Special Education Funding
Pennsylvania law must require that special education funding is spent ONLY on services for children with special needs.  It must also eliminate the incentive for charter schools to under-serve the most vulnerable children in the commonwealth.
• Charter schools are not required to use special education funding for special education services, and the current law creates a financial incentive for charter schools to under-serve the commonwealth’s most vulnerable student populations.
• The amount of per student funding charter schools receive is not based on the severity of a student’s disability or the cost of services the student requires. The Education Law Center Study demonstrates that charter schools serve high numbers of students with mild disabilities (speech impairments, specific learning disorders), who require less costly services, at the same time that the same charter schools serve low numbers of students with more severe and more costly disabilities (mental retardation, autism, multiple disabilities, etc).
• In 2012-2013 charter schools received more than $350 million in special education revenue from school districts, but spent just $156 million on services for special needs students.

Access
Charter schools are publicly-funded schools and must provide equal access to ALL students regardless of their disabilities or socioeconomic status.
A June 2014 report by the Center for Rural Pennsylvania revealed troubling findings about student access to PA charter schools and about student academic performance in charter schools.
• The report includes a recommendation that charter schools be more closely scrutinized when it comes to the types and proportions of special needs students they serve as charter schools serve fewer students with severe disabilities than their traditional public school counterparts.
• The report also found that charter schools are promoting de facto patterns of racial and ethnic segregation in schools not because of parental choices, but instead because of factors such as the availability of transportation and subsidized school lunches.

Quality
Charter schools create more than $1 billion in additional costs for taxpayers annually. In order to justify this massive additional education spending, charter schools must provide a higher-quality option for students than the school district schools students leaving.
The Center for Rural Pennsylvania report found, “the available data suggest that students moving from a traditional public school district to a charter school generally move to a school with lower academic performance than the original district.”

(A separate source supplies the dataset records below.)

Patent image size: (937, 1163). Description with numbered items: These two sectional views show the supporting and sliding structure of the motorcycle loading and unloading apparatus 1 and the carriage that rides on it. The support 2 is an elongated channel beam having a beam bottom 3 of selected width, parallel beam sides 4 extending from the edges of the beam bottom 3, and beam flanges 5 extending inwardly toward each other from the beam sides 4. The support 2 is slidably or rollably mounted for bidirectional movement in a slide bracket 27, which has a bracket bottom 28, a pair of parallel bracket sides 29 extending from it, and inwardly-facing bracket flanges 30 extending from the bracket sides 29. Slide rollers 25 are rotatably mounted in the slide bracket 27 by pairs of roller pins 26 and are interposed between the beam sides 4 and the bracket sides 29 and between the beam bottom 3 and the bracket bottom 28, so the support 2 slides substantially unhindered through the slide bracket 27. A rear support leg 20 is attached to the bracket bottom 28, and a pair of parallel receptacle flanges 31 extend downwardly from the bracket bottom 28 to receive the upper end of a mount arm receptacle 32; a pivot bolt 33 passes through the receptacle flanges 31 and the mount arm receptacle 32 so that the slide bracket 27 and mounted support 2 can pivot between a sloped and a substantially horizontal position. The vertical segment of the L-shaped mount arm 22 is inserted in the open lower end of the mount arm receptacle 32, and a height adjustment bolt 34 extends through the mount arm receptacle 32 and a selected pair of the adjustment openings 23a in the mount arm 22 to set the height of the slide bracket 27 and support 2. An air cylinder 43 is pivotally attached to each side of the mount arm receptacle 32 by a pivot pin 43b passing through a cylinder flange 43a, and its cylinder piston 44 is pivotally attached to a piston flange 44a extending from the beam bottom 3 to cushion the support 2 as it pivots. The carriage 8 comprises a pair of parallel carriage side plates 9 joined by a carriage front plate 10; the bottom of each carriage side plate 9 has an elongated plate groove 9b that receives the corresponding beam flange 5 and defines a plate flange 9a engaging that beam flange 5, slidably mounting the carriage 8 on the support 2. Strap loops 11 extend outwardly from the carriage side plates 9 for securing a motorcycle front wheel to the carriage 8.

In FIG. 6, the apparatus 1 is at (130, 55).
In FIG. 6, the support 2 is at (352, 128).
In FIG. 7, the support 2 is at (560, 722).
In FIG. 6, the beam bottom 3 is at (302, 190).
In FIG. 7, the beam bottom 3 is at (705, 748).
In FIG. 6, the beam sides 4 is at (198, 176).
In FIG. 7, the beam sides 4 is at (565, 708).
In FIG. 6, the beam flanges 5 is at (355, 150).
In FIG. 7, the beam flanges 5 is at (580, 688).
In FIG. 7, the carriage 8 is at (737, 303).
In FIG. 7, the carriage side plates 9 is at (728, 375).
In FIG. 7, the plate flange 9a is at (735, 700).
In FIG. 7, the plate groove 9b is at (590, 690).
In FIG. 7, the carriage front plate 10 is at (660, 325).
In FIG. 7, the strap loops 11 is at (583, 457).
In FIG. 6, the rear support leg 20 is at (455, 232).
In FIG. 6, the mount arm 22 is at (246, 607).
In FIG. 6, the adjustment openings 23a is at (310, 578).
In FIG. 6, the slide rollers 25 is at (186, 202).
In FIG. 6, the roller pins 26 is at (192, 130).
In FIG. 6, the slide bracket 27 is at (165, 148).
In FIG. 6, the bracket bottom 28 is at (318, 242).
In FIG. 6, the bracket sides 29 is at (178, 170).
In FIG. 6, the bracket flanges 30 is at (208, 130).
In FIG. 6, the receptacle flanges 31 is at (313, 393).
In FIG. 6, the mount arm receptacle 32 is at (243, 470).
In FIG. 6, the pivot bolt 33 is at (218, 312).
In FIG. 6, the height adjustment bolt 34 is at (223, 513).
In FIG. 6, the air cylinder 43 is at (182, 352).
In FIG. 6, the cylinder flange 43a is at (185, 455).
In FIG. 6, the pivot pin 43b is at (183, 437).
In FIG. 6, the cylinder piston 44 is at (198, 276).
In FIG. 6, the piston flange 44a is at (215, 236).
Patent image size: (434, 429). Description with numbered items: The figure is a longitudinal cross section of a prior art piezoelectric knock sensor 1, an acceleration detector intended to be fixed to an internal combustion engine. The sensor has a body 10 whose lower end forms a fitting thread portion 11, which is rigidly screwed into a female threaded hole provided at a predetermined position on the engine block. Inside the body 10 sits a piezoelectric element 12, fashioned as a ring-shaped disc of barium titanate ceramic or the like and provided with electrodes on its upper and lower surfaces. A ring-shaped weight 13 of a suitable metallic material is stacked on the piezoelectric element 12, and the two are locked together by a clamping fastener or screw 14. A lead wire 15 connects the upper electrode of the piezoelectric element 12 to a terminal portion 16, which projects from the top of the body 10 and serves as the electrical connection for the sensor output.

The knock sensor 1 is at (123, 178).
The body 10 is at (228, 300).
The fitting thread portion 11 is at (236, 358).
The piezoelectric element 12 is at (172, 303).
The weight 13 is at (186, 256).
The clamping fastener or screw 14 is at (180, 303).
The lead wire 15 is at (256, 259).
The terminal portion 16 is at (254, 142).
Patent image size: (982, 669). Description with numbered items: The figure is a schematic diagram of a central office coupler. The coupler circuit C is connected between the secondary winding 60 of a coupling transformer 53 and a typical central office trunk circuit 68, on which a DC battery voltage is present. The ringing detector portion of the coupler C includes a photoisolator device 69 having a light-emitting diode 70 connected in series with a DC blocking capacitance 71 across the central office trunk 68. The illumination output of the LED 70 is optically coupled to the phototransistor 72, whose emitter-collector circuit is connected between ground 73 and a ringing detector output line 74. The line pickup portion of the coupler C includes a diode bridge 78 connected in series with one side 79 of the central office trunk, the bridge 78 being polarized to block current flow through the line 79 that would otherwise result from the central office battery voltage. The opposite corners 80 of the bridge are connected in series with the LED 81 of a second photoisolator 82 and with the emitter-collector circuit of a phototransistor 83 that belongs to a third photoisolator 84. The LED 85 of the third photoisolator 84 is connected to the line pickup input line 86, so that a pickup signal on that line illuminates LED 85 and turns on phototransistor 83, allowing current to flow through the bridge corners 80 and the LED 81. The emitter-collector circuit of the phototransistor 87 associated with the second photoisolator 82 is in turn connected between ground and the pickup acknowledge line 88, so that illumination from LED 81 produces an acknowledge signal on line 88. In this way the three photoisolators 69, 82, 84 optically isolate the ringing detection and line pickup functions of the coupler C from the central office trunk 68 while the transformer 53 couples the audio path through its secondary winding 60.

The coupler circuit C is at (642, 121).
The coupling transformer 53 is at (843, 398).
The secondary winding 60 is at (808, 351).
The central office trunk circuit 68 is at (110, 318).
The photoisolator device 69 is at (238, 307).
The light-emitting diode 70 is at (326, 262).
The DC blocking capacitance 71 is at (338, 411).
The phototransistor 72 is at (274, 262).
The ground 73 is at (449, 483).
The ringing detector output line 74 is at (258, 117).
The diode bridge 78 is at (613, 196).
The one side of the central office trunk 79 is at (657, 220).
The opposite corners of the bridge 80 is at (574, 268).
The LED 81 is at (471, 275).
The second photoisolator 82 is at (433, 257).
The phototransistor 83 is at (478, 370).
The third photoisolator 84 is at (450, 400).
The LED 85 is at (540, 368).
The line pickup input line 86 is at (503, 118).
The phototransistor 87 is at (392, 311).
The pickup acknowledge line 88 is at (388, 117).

Fraud, Abuse and Lack of Transparency
Pennsylvania law must be strengthened to hold accountable and penalize charter school operators that attempt to defraud taxpayers or refuse to comply with Pennsylvania’s Right to Know law.
While many charter schools operate ethically, inadequate oversight and a lax law have allowed a significant number of bad players to siphon millions of taxpayer dollars into their pockets, at the expense of Pennsylvania’s public school children.
• PA State Rep. James Roebuck put together a report of Charter School allegations/concerns and a compilation of the investigations and other information.
• Nick Trombetta, founder of the state’s largest cyber charter school (PA Cyber) has been indicted on multiple charges and is accused of siphoning more than $8 million from the school.
• June Brown went on trial for allegedly defrauding the 4 Philadelphia charter schools that she founded of $6.7 million.
• Recently the eighth Philadelphia charter school official pleaded guilty to federal fraud charges.

Charter management organizations are permitted to spend unlimited taxpayer dollars on advertising, political lobbying, 7-figure CEO salaries and other expenses that are unrelated to educating children. As publicly-funded schools, charter schools are required by law to disclose how they spend taxpayer dollars and what they spend taxpayer dollars on; however many operators have declined to divulge how they spend taxpayer dollars.
• The Executive Director of the Open Records office said that charter schools are “a cancer on the otherwise healthy right-to- know-law.”
• The PA Office of Open Records reported receiving 239 appeals in cases in which charter schools either rejected or failed to answer taxpayer right to know requests.